Berkley, D-Nev., who has served in the House of Representatives from Congressional District 1 in Southern Nevada since 1999, delivered her remarks in the Assembly in front of lawmakers, Gov. Brian Sandoval and the other constitutional officers, and the members of the Nevada Supreme Court.
Berkley’s visit to the Legislative Building comes just days after her announcement that she will run for the Senate seat being vacated by John Ensign, R-Nev. Berkley will likely be facing fellow Rep. Dean Heller, R-Nev., in the 2012 race.
The upcoming Senate race did not come up in her remarks, which focused on how to get Nevadans back to work.
- Education is a key to this effort, Berkley said.
“Businesses coming to Nevada need and want a well educated and well-trained workforce, and they are not going to come here if we don’t deliver that,” she said.
In perhaps her most pointed remarks, Berkley acknowledged the sometimes acrimonious and partisan debate in the Assembly on Tuesday regarding Sandoval’s public education budget, saying “in my mind, gutting our education system is short-changing our children.”
Berkley said she was not leveling any criticism at the hard work of lawmakers in addressing public education funding in a time of scarce resources, but that failing to fund education is undermining Nevada’s ability to diversify its economy.
She also talked about the need to restore the country’s infrastructure as one way to create jobs, and the opportunities available in Nevada to develop alternative energy sources, which would not only provide economic benefits to the state but would help wean the country off its dependence on foreign oil as well.
“Energy independence in my mind is a national security imperative,” Berkley said. “It is incomprehensible to me that a superpower like the United States of America is so dependent on the Saudis and the Venezuelans and the Nigerians to have our energy needs met. These countries are not our friends.”

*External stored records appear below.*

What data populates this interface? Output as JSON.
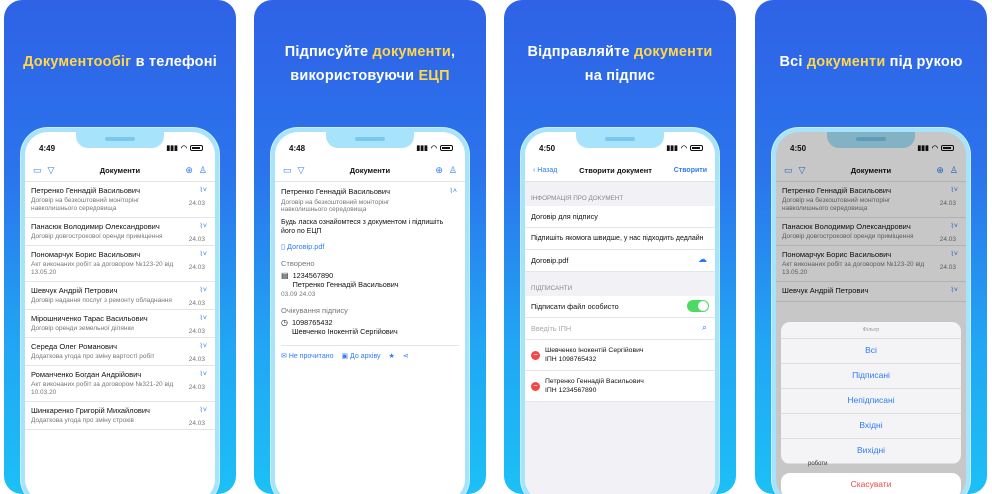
{
  "panel1": {
    "headline": "Документообіг в телефоні",
    "time": "4:49",
    "screen_title": "Документи",
    "rows": [
      {
        "name": "Петренко Геннадій Васильович",
        "desc": "Договір на безкоштовний моніторінг навколишнього середовища",
        "date": "24.03"
      },
      {
        "name": "Панасюк Володимир Олександрович",
        "desc": "Договір довгострокової оренди приміщення",
        "date": "24.03"
      },
      {
        "name": "Пономарчук Борис Васильович",
        "desc": "Акт виконаних робіт за договором №123-20 від 13.05.20",
        "date": "24.03"
      },
      {
        "name": "Шевчук Андрій Петрович",
        "desc": "Договір надання послуг з ремонту обладнання",
        "date": "24.03"
      },
      {
        "name": "Мірошниченко Тарас Васильович",
        "desc": "Договір оренди земельної ділянки",
        "date": "24.03"
      },
      {
        "name": "Середа Олег Романович",
        "desc": "Додаткова угода про зміну вартості робіт",
        "date": "24.03"
      },
      {
        "name": "Романченко Богдан Андрійович",
        "desc": "Акт виконаних робіт за договором №321-20 від 10.03.20",
        "date": "24.03"
      },
      {
        "name": "Шинкаренко Григорій Михайлович",
        "desc": "Додаткова угода про зміну строків",
        "date": "24.03"
      }
    ]
  },
  "panel2": {
    "headline_pre": "Підписуйте ",
    "headline_hl": "документи",
    "headline_post": ",",
    "headline_line2_pre": "використовуючи ",
    "headline_line2_hl": "ЕЦП",
    "time": "4:48",
    "screen_title": "Документи",
    "name": "Петренко Геннадій Васильович",
    "desc": "Договір на безкоштовний моніторінг навколишнього середовища",
    "note": "Будь ласка ознайомтеся з документом і підпишіть його по ЕЦП",
    "file": "Договір.pdf",
    "created_label": "Створено",
    "created_code": "1234567890",
    "created_name": "Петренко Геннадій Васильович",
    "created_date": "03.09 24.03",
    "waiting_label": "Очікування підпису",
    "waiting_code": "1098765432",
    "waiting_name": "Шевченко Інокентій Сергійович",
    "action_unread": "Не прочитано",
    "action_archive": "До архіву"
  },
  "panel3": {
    "headline_pre": "Відправляйте ",
    "headline_hl": "документи",
    "headline_line2": "на підпис",
    "time": "4:50",
    "back": "Назад",
    "screen_title": "Створити документ",
    "create": "Створити",
    "info_label": "ІНФОРМАЦІЯ ПРО ДОКУМЕНТ",
    "doc_title": "Договір для підпису",
    "doc_note": "Підпишіть якомога швидше, у нас підходить дедлайн",
    "file": "Договір.pdf",
    "signers_label": "ПІДПИСАНТИ",
    "sign_self": "Підписати файл особисто",
    "ipn_placeholder": "Введіть ІПН",
    "signers": [
      {
        "name": "Шевченко Інокентій Сергійович",
        "ipn": "ІПН 1098765432"
      },
      {
        "name": "Петренко Геннадій Васильович",
        "ipn": "ІПН 1234567890"
      }
    ]
  },
  "panel4": {
    "headline_pre": "Всі ",
    "headline_hl": "документи",
    "headline_post": " під рукою",
    "time": "4:50",
    "screen_title": "Документи",
    "rows": [
      {
        "name": "Петренко Геннадій Васильович",
        "desc": "Договір на безкоштовний моніторінг навколишнього середовища",
        "date": "24.03"
      },
      {
        "name": "Панасюк Володимир Олександрович",
        "desc": "Договір довгострокової оренди приміщення",
        "date": "24.03"
      },
      {
        "name": "Пономарчук Борис Васильович",
        "desc": "Акт виконаних робіт за договором №123-20 від 13.05.20",
        "date": "24.03"
      },
      {
        "name": "Шевчук Андрій Петрович",
        "desc": "",
        "date": ""
      }
    ],
    "sheet_title": "Фільтр",
    "options": [
      "Всі",
      "Підписані",
      "Непідписані",
      "Вхідні",
      "Вихідні"
    ],
    "peek_text": "роботи",
    "cancel": "Скасувати"
  },
  "colors": {
    "accent": "#2f7bf6",
    "highlight": "#ffd84a",
    "toggle": "#4cd964",
    "danger": "#f04848"
  }
}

Berkley also said there is an effort under way in Washington, DC, to re-initiate the development of Yucca Mountain as a nuclear waste dump, which she said is unnecessary because of the ability to store the waste safely at the nuclear reactor sites. It is time to close the door on Yucca Mountain as a waste site, which would also save $100 billion in development costs, she said.
Berkley spoke out against a Republican proposal in Congress to replace Medicare with a voucher program, saying it would cost seniors, many of whom rely on social security to live, $6,000 in out-of-pocket health care costs.
In a brief meeting with the media after her remarks, she did say her race against Heller will present Nevada voters with a clear choice on policy issues including Medicare and Social Security.
The number one issue will be jobs, and Berkley said her position “is the correct one to move this nation and this state into the future.”